Had a wonderful conversation on the CRM Playaz with Brend Leary and Paul Greenberg inspired by a post (see below) on some findings on evaluating and selecting CMOs. https://youtu.be/fnorTDWGctI?t=1574
I was recently brought in by various investment firms to evaluate marketing and growth leaders. Posted some interesting thoughts on Linkedin. Three (3) parts stood out (original post):
1) Internal candidates seem to be often overlooked or underappreciated.
a. As an internal candidate – Demonstrate that you have taken an alternative approach to your predecessor and can still navigate existing relationships. The reason is that most CEOs and boards who want a new CMO are seeking one that can think differently and execute.
b. As a company – Unless the overall GTM strategy has undergone significant changes, focus on internal candidates. If none, then look in the mirror at your retention and talent management strategy moving forward.
2) CMOs keep themselves siloed.
a. As a CMO it’s imperative that you understand how other C-suite folks make decisions and navigate challenges.
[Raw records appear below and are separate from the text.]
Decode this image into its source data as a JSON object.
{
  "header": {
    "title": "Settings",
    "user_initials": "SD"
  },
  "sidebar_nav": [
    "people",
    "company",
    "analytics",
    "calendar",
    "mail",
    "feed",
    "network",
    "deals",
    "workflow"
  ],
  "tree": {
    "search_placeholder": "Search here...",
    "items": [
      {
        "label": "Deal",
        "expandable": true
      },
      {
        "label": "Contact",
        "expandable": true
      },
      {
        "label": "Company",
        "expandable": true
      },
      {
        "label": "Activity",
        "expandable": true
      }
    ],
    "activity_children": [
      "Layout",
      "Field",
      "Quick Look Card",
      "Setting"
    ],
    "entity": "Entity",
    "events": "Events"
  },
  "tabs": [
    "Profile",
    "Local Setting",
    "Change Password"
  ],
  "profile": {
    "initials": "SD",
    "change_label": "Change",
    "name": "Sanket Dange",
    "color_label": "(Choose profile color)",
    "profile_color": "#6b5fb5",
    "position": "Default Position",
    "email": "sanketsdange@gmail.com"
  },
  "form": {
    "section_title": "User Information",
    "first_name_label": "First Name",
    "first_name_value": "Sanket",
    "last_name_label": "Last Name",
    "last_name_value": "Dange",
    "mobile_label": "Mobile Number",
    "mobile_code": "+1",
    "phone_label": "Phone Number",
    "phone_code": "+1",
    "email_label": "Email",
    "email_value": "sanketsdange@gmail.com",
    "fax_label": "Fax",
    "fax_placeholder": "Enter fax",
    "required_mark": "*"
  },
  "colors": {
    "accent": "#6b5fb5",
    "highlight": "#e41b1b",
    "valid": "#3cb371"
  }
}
b. As a CEO and/or Board, it’s not your job to hold the CMOs hand. However, if they demonstrate insightfulness, initiative, and business empathy, it is critical to open doors and smooth out reactions to their plans.
3) CMO evangelists make poor candidates.
a. Fan of evangelists, but CMOs whose primary accolades are showing up on events, panels, podcasts, and interviews make for poor operators and often poor leaders. Too much self-focus leaves little spotlight and attention for others.
b. Besides listening for ‘we’ in interviews, we found candidates who demonstrated culture building that encouraged ownership, experimentation, skill/experience building, and collaboration for top candidates.
Just a short list, but the differentiation between good and great candidates revolved around these.